Putin e Zelinskiy encontraram-se em Paris numa cimeira fria. Acordaram em continuar um cessar-fogo por várias vezes quebrado e em trocar prisioneiros. Mas não acordaram em avançar para as eleições locais. Pelo meio, a questão do contrato de passagem do gás natural russo para a Europa continua a ser decisiva.
Emmanuel Macron, Vladimir Putin e Volodymyr Zelensky durante a cimeira da paz em Paris, 09 de dezembro de 2019. Foto de Ian Langsdon/EPA/Lusa.
Emmanuel Macron, Vladimir Putin e Volodymyr Zelensky durante a cimeira da paz em Paris, 09 de dezembro de 2019. Foto de Ian Langsdon/EPA/Lusa.

Sem aperto de mão. Sem foto a dois. Sem grandes sorrisos. Foi assim o clima em público da cimeira que fez reunir esta semana em Paris o presidente russo, Vladimir Putin e o seu congénere ucraniano, Volodymyr Zelenskiy, com os dois mediadores, Emmanuel Macron e Angela Merkel, pelo meio.

O resultado foi, nas palavras de Zelenkiy, “um empate”. O conflito que separa os dois países há cerca de cinco anos manteve-se depois das oito horas de discussão e o que foi anunciado limitou-se a uma troca de prisioneiros e ao compromisso de manter o cessar-fogo. Questões fulcrais como o controlo das fronteiras nas regiões dominadas pelos separatistas pró-russos e as eleições locais continuam bloqueadas.

Não se avançou assim muito desde o segundo acordo de Minsk, em 2015, que tinha também sido mediado por França e Alemanha e que previa que a Ucrânia restaurasse controlo fronteiriço nas zonas disputadas após a realização de eleições locais e da concessão de vastos direitos autonómicos.

O presidente ucraniano não está satisfeito com o resultado alcançado pelo seu predecessor há quatro anos e quer forçar a obtenção de controlo militar antes da realização de eleições. Putin insiste que os termos de 2015 continuam a valer.

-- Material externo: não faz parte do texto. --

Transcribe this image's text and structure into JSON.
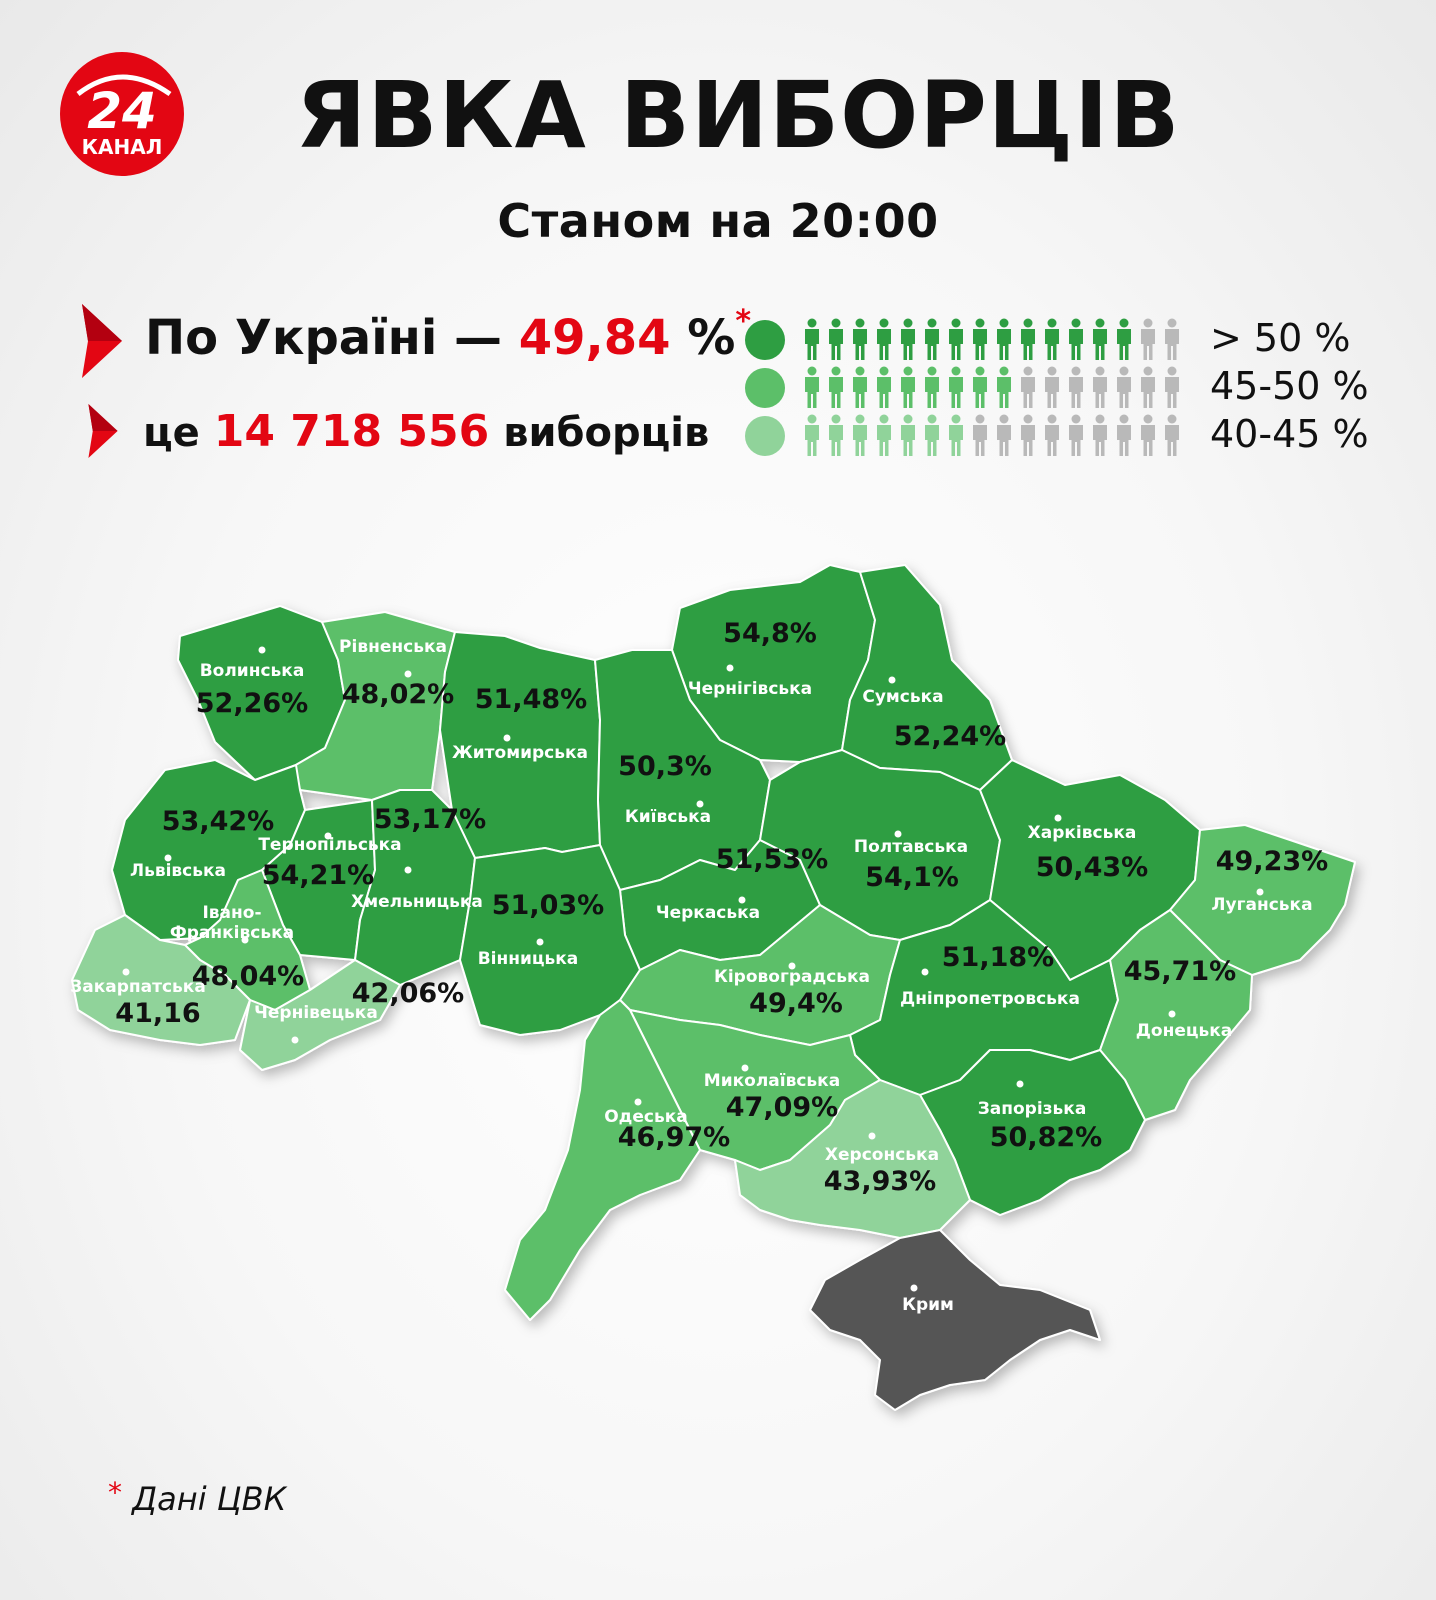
{
  "logo": {
    "number": "24",
    "label": "КАНАЛ"
  },
  "title": "ЯВКА ВИБОРЦІВ",
  "subtitle": "Станом на 20:00",
  "summary": {
    "country_label": "По Україні —",
    "turnout": "49,84",
    "percent_sign": "%",
    "asterisk": "*",
    "voters_prefix": "це",
    "voters_count": "14 718 556",
    "voters_suffix": "виборців"
  },
  "legend": [
    {
      "label": "> 50 %",
      "color": "#2e9e42",
      "filled": 14,
      "total": 16
    },
    {
      "label": "45-50 %",
      "color": "#5cbf69",
      "filled": 9,
      "total": 16
    },
    {
      "label": "40-45 %",
      "color": "#90d39a",
      "filled": 7,
      "total": 16
    }
  ],
  "colors": {
    "high": "#2e9e42",
    "mid": "#5cbf69",
    "low": "#90d39a",
    "none": "#545454",
    "inactive_person": "#b9b9b9",
    "accent": "#e30613"
  },
  "regions": [
    {
      "id": "volyn",
      "name": "Волинська",
      "value": "52,26%",
      "turnout": 52.26,
      "band": "high"
    },
    {
      "id": "rivne",
      "name": "Рівненська",
      "value": "48,02%",
      "turnout": 48.02,
      "band": "mid"
    },
    {
      "id": "zhytomyr",
      "name": "Житомирська",
      "value": "51,48%",
      "turnout": 51.48,
      "band": "high"
    },
    {
      "id": "chernihiv",
      "name": "Чернігівська",
      "value": "54,8%",
      "turnout": 54.8,
      "band": "high"
    },
    {
      "id": "sumy",
      "name": "Сумська",
      "value": "52,24%",
      "turnout": 52.24,
      "band": "high"
    },
    {
      "id": "kyiv",
      "name": "Київська",
      "value": "50,3%",
      "turnout": 50.3,
      "band": "high"
    },
    {
      "id": "lviv",
      "name": "Львівська",
      "value": "53,42%",
      "turnout": 53.42,
      "band": "high"
    },
    {
      "id": "ternopil",
      "name": "Тернопільська",
      "value": "54,21%",
      "turnout": 54.21,
      "band": "high"
    },
    {
      "id": "khmelnytskyi",
      "name": "Хмельницька",
      "value": "53,17%",
      "turnout": 53.17,
      "band": "high"
    },
    {
      "id": "cherkasy",
      "name": "Черкаська",
      "value": "51,53%",
      "turnout": 51.53,
      "band": "high"
    },
    {
      "id": "poltava",
      "name": "Полтавська",
      "value": "54,1%",
      "turnout": 54.1,
      "band": "high"
    },
    {
      "id": "kharkiv",
      "name": "Харківська",
      "value": "50,43%",
      "turnout": 50.43,
      "band": "high"
    },
    {
      "id": "luhansk",
      "name": "Луганська",
      "value": "49,23%",
      "turnout": 49.23,
      "band": "mid"
    },
    {
      "id": "ivano_frankivsk",
      "name": "Івано-Франківська",
      "name_lines": [
        "Івано-",
        "Франківська"
      ],
      "value": "48,04%",
      "turnout": 48.04,
      "band": "mid"
    },
    {
      "id": "vinnytsia",
      "name": "Вінницька",
      "value": "51,03%",
      "turnout": 51.03,
      "band": "high"
    },
    {
      "id": "zakarpattia",
      "name": "Закарпатська",
      "value": "41,16",
      "turnout": 41.16,
      "band": "low"
    },
    {
      "id": "chernivtsi",
      "name": "Чернівецька",
      "value": "42,06%",
      "turnout": 42.06,
      "band": "low"
    },
    {
      "id": "kirovohrad",
      "name": "Кіровоградська",
      "value": "49,4%",
      "turnout": 49.4,
      "band": "mid"
    },
    {
      "id": "dnipro",
      "name": "Дніпропетровська",
      "value": "51,18%",
      "turnout": 51.18,
      "band": "high"
    },
    {
      "id": "donetsk",
      "name": "Донецька",
      "value": "45,71%",
      "turnout": 45.71,
      "band": "mid"
    },
    {
      "id": "mykolaiv",
      "name": "Миколаївська",
      "value": "47,09%",
      "turnout": 47.09,
      "band": "mid"
    },
    {
      "id": "odesa",
      "name": "Одеська",
      "value": "46,97%",
      "turnout": 46.97,
      "band": "mid"
    },
    {
      "id": "zaporizhzhia",
      "name": "Запорізька",
      "value": "50,82%",
      "turnout": 50.82,
      "band": "high"
    },
    {
      "id": "kherson",
      "name": "Херсонська",
      "value": "43,93%",
      "turnout": 43.93,
      "band": "low"
    },
    {
      "id": "crimea",
      "name": "Крим",
      "value": "",
      "turnout": null,
      "band": "none"
    }
  ],
  "footnote": {
    "asterisk": "*",
    "text": "Дані ЦВК"
  }
}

E até mesmo a parte anunciada como o grande progresso da cimeira de paz não é entendida da mesma forma pelos dois lados. Sobre a troca de prisioneiros, Zelenskiy congratulou-se com o futuro regresso a casa ainda este mês de 72 ucranianos mas os separatistas dizem que o que acontecerá é a troca de 53 presos ucranianos por 88 separatistas. Em dezembro de 2017, uma grande troca de prisioneiros tinha feito regressar 233 separatistas pró-russos e 73 soldados ucranianos ao seu lado da contenda.

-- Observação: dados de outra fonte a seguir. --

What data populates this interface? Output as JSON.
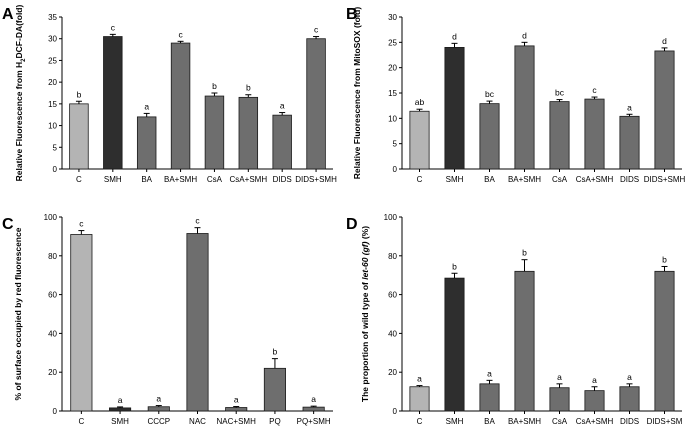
{
  "chart_data": [
    {
      "type": "bar",
      "panel_label": "A",
      "ylabel": "Relative Fluorescence from H2DCF-DA(fold)",
      "ylabel_parts": [
        "Relative Fluorescence from H",
        "2",
        "DCF-DA(fold)"
      ],
      "categories": [
        "C",
        "SMH",
        "BA",
        "BA+SMH",
        "CsA",
        "CsA+SMH",
        "DIDS",
        "DIDS+SMH"
      ],
      "values": [
        15.0,
        30.5,
        12.0,
        29.0,
        16.8,
        16.5,
        12.4,
        30.0
      ],
      "errors": [
        0.6,
        0.5,
        0.8,
        0.4,
        0.7,
        0.6,
        0.6,
        0.5
      ],
      "letters": [
        "b",
        "c",
        "a",
        "c",
        "b",
        "b",
        "a",
        "c"
      ],
      "bar_colors": [
        "#b4b4b4",
        "#2e2e2e",
        "#6e6e6e",
        "#6e6e6e",
        "#6e6e6e",
        "#6e6e6e",
        "#6e6e6e",
        "#6e6e6e"
      ],
      "ylim": [
        0,
        35
      ],
      "yticks": [
        0,
        5,
        10,
        15,
        20,
        25,
        30,
        35
      ]
    },
    {
      "type": "bar",
      "panel_label": "B",
      "ylabel": "Relative Fluorescence from MitoSOX (fold)",
      "categories": [
        "C",
        "SMH",
        "BA",
        "BA+SMH",
        "CsA",
        "CsA+SMH",
        "DIDS",
        "DIDS+SMH"
      ],
      "values": [
        11.4,
        24.0,
        12.9,
        24.3,
        13.3,
        13.8,
        10.4,
        23.3
      ],
      "errors": [
        0.4,
        0.8,
        0.5,
        0.7,
        0.4,
        0.4,
        0.4,
        0.6
      ],
      "letters": [
        "ab",
        "d",
        "bc",
        "d",
        "bc",
        "c",
        "a",
        "d"
      ],
      "bar_colors": [
        "#b4b4b4",
        "#2e2e2e",
        "#6e6e6e",
        "#6e6e6e",
        "#6e6e6e",
        "#6e6e6e",
        "#6e6e6e",
        "#6e6e6e"
      ],
      "ylim": [
        0,
        30
      ],
      "yticks": [
        0,
        5,
        10,
        15,
        20,
        25,
        30
      ]
    },
    {
      "type": "bar",
      "panel_label": "C",
      "ylabel": "% of surface occupied by red fluorescence",
      "categories": [
        "C",
        "SMH",
        "CCCP",
        "NAC",
        "NAC+SMH",
        "PQ",
        "PQ+SMH"
      ],
      "values": [
        91.0,
        1.6,
        2.2,
        91.5,
        1.8,
        22.0,
        2.0
      ],
      "errors": [
        2.0,
        0.5,
        0.6,
        3.0,
        0.5,
        5.0,
        0.5
      ],
      "letters": [
        "c",
        "a",
        "a",
        "c",
        "a",
        "b",
        "a"
      ],
      "bar_colors": [
        "#b4b4b4",
        "#2e2e2e",
        "#6e6e6e",
        "#6e6e6e",
        "#6e6e6e",
        "#6e6e6e",
        "#6e6e6e"
      ],
      "ylim": [
        0,
        100
      ],
      "yticks": [
        0,
        20,
        40,
        60,
        80,
        100
      ]
    },
    {
      "type": "bar",
      "panel_label": "D",
      "ylabel": "The proportion of wild type of let-60 (gf) (%)",
      "ylabel_parts": [
        "The proportion of wild type of ",
        "let-60 (gf)",
        " (%)"
      ],
      "categories": [
        "C",
        "SMH",
        "BA",
        "BA+SMH",
        "CsA",
        "CsA+SMH",
        "DIDS",
        "DIDS+SM"
      ],
      "values": [
        12.5,
        68.5,
        14.0,
        72.0,
        12.0,
        10.5,
        12.5,
        72.0
      ],
      "errors": [
        0.6,
        2.5,
        1.8,
        6.0,
        2.0,
        2.0,
        1.5,
        2.5
      ],
      "letters": [
        "a",
        "b",
        "a",
        "b",
        "a",
        "a",
        "a",
        "b"
      ],
      "bar_colors": [
        "#b4b4b4",
        "#2e2e2e",
        "#6e6e6e",
        "#6e6e6e",
        "#6e6e6e",
        "#6e6e6e",
        "#6e6e6e",
        "#6e6e6e"
      ],
      "ylim": [
        0,
        100
      ],
      "yticks": [
        0,
        20,
        40,
        60,
        80,
        100
      ]
    }
  ]
}
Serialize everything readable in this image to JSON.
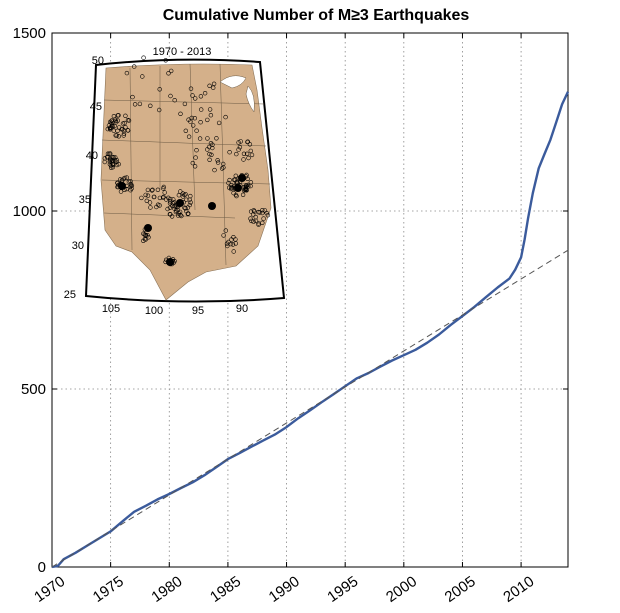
{
  "chart_data": {
    "type": "line",
    "title": "Cumulative Number of M≥3 Earthquakes",
    "xlabel": "",
    "ylabel": "",
    "xlim": [
      1970,
      2014
    ],
    "ylim": [
      0,
      1500
    ],
    "x_ticks": [
      1970,
      1975,
      1980,
      1985,
      1990,
      1995,
      2000,
      2005,
      2010
    ],
    "y_ticks": [
      0,
      500,
      1000,
      1500
    ],
    "grid": true,
    "series": [
      {
        "style": "solid",
        "color": "#3b5b9c",
        "x": [
          1970,
          1970.5,
          1971,
          1972,
          1973,
          1974,
          1975,
          1976,
          1977,
          1978,
          1979,
          1980,
          1981,
          1982,
          1983,
          1984,
          1985,
          1986,
          1987,
          1988,
          1989,
          1990,
          1991,
          1992,
          1993,
          1994,
          1995,
          1996,
          1997,
          1998,
          1999,
          2000,
          2001,
          2002,
          2003,
          2004,
          2005,
          2006,
          2007,
          2008,
          2009,
          2009.5,
          2010,
          2010.3,
          2010.6,
          2011,
          2011.5,
          2012,
          2012.5,
          2013,
          2013.5,
          2014
        ],
        "y": [
          0,
          3,
          22,
          40,
          60,
          80,
          100,
          128,
          155,
          172,
          190,
          205,
          222,
          238,
          258,
          280,
          303,
          320,
          338,
          355,
          372,
          393,
          418,
          440,
          463,
          485,
          508,
          530,
          545,
          563,
          580,
          595,
          610,
          630,
          653,
          680,
          705,
          730,
          758,
          785,
          810,
          835,
          870,
          920,
          980,
          1050,
          1120,
          1160,
          1200,
          1250,
          1300,
          1335
        ]
      },
      {
        "style": "dashed",
        "color": "#555555",
        "x": [
          1970,
          2014
        ],
        "y": [
          0,
          890
        ]
      }
    ]
  },
  "inset_map": {
    "title": "1970 - 2013",
    "fill_color": "#d4b08a",
    "lat_labels": [
      "50",
      "45",
      "40",
      "35",
      "30",
      "25"
    ],
    "lon_labels": [
      "105",
      "100",
      "95",
      "90"
    ]
  }
}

Empatado está ainda outro dossier decisivo entre os dois países: não se chegou a acordo sobre um novo acordo de distribuição de gás natural. O contrato entre russos e ucranianos termina este ano e em disputa estão os futuros preços de passagem do gás russo para a Europa e a dívida. O gás russo passa pela Ucrânia antes de chegar à Europa pelo que a questão é acompanhada de muito perto pela União Europeia.

Segundo a Reuters, esta quarta-feira, fonte da Comissão Europeia avançou que, neste contexto, as sanções da UE contra a Rússia se manterão.